Regentada por la superpoderosa PDVSA (Petróleos de Venezuela), hoy celebra su II Jornada Integral de Apoyo Comunitario. Y a fe que lo consigue con su despliegue de misiones: Mercal (mercado subsidiado por el Estado), Misión Negra Hipólita (para ayudar a vagabundos), oficina antidrogas, maratón de aerobic, jornada de consultoría jurídica, Misión Robinson (para personas mayores), Misión Cultura Corazón Adentro ("muchachos recuperados de la droga, con un talento impresionante para la música", explica uno de sus responsables), una clínica popular (62.000 consultas realizadas en 2009, "no podemos tratar graves dolencias, pero les remitimos a los hospitales", describe otro médico).

"He comprado dos pollos, carne, azúcar, también mantequilla", recuenta Silvia de Nolasco, tras hacer su larga cola para el mercado Pdval. "Gasté 56 bolívares (unos diez dólares). Pero en la calle me hubiera costado entre 80 y 90". Esta mujer, de 61 años, no tiene dudas: "Es maravilloso, que sigan adelante con todos estos proyectos, nos cae bien al pueblo, a los pobres. También vengo a la Misión Robinson y al módulo de Barrio Adentro".

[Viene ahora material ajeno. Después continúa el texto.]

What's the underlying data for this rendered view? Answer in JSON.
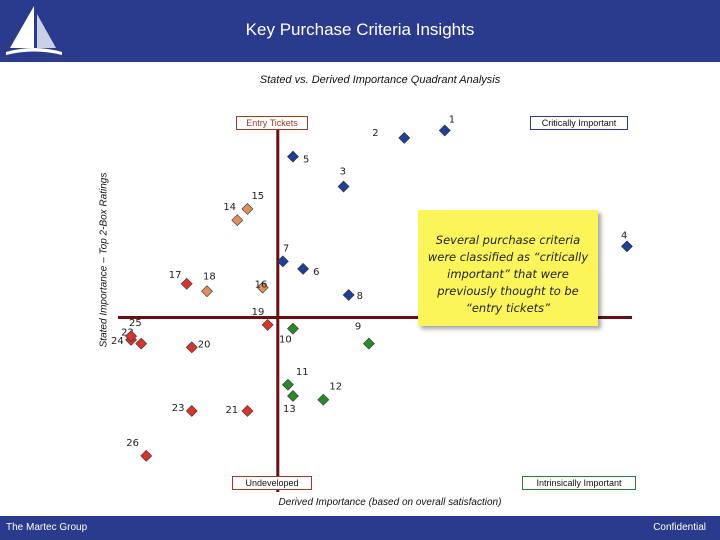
{
  "header": {
    "title": "Key Purchase Criteria Insights",
    "band_color": "#2a3a8c",
    "logo_icon": "sailboat-logo-icon"
  },
  "footer": {
    "company": "The Martec Group",
    "confidential": "Confidential"
  },
  "callout": {
    "text": "Several purchase criteria were classified as “critically important” that were previously thought to be “entry tickets”",
    "color": "#fbf55a"
  },
  "colors": {
    "red": "#d9332a",
    "blue": "#1f3f99",
    "green": "#2a8a2a",
    "orange": "#e09060",
    "axis": "#6b1010"
  },
  "chart_data": {
    "type": "scatter",
    "title": "Stated vs. Derived Importance Quadrant Analysis",
    "xlabel": "Derived Importance (based on overall satisfaction)",
    "ylabel": "Stated Importance – Top 2-Box Ratings",
    "quadrants": {
      "top_left": "Entry Tickets",
      "top_right": "Critically Important",
      "bottom_left": "Undeveloped",
      "bottom_right": "Intrinsically Important"
    },
    "points": [
      {
        "label": "1",
        "x": 0.63,
        "y": 0.94,
        "group": "blue"
      },
      {
        "label": "2",
        "x": 0.55,
        "y": 0.92,
        "group": "blue"
      },
      {
        "label": "3",
        "x": 0.43,
        "y": 0.79,
        "group": "blue"
      },
      {
        "label": "4",
        "x": 0.99,
        "y": 0.63,
        "group": "blue"
      },
      {
        "label": "5",
        "x": 0.33,
        "y": 0.87,
        "group": "blue"
      },
      {
        "label": "6",
        "x": 0.35,
        "y": 0.57,
        "group": "blue"
      },
      {
        "label": "7",
        "x": 0.31,
        "y": 0.59,
        "group": "blue"
      },
      {
        "label": "8",
        "x": 0.44,
        "y": 0.5,
        "group": "blue"
      },
      {
        "label": "9",
        "x": 0.48,
        "y": 0.37,
        "group": "green"
      },
      {
        "label": "10",
        "x": 0.33,
        "y": 0.41,
        "group": "green"
      },
      {
        "label": "11",
        "x": 0.32,
        "y": 0.26,
        "group": "green"
      },
      {
        "label": "12",
        "x": 0.39,
        "y": 0.22,
        "group": "green"
      },
      {
        "label": "13",
        "x": 0.33,
        "y": 0.23,
        "group": "green"
      },
      {
        "label": "14",
        "x": 0.22,
        "y": 0.7,
        "group": "orange"
      },
      {
        "label": "15",
        "x": 0.24,
        "y": 0.73,
        "group": "orange"
      },
      {
        "label": "16",
        "x": 0.27,
        "y": 0.52,
        "group": "orange"
      },
      {
        "label": "17",
        "x": 0.12,
        "y": 0.53,
        "group": "red"
      },
      {
        "label": "18",
        "x": 0.16,
        "y": 0.51,
        "group": "orange"
      },
      {
        "label": "19",
        "x": 0.28,
        "y": 0.42,
        "group": "red"
      },
      {
        "label": "20",
        "x": 0.13,
        "y": 0.36,
        "group": "red"
      },
      {
        "label": "21",
        "x": 0.24,
        "y": 0.19,
        "group": "red"
      },
      {
        "label": "22",
        "x": 0.03,
        "y": 0.37,
        "group": "red"
      },
      {
        "label": "23",
        "x": 0.13,
        "y": 0.19,
        "group": "red"
      },
      {
        "label": "24",
        "x": 0.01,
        "y": 0.38,
        "group": "red"
      },
      {
        "label": "25",
        "x": 0.01,
        "y": 0.39,
        "group": "red"
      },
      {
        "label": "26",
        "x": 0.04,
        "y": 0.07,
        "group": "red"
      }
    ],
    "divider_x": 0.3,
    "divider_y": 0.44,
    "xlim": [
      0,
      1
    ],
    "ylim": [
      0,
      1
    ],
    "grid": false,
    "legend": "none"
  }
}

Tampoco duda Jorge Díaz Polanco, sociólogo del Centro de Estudios del Desarrollo: "Barrio Adentro es el peor fraude que se ha hecho a este país". Este habitual detractor de las políticas sociales de Chávez explica que "las misiones son operativos improvisados dirigidos a los más pobres como dádivas del Gobierno".

La investigación realizada por Polanco sostiene que el gasto en salud alcanzó una cifra nunca antes experimentada, el 9% del PIB. Pero a medida que aumentó el gasto, disminuyó la eficacia. ¿Por qué?, "por la corrupción y los recursos que se van al negociado de Salud con Cuba. Venezuela paga a Cuba por sus casi 30.000 médicos, enfermeras y técnicos que trabajan en el programa Barrio Adentro con petróleo y con dinero." Sin la renta petrolera, gracias a la que el país ha ingresado 950.000 millones de dólares durante los últimos 11 años, no hubiese sido posible financiar estos proyectos.

El evidente éxito de Barrio Adentro contrasta con la aguda crisis que sufren los hospitales públicos del país. El propio Chávez reconoció que un grave descuido había paralizado la remodelación proyectada en alguno de ellos.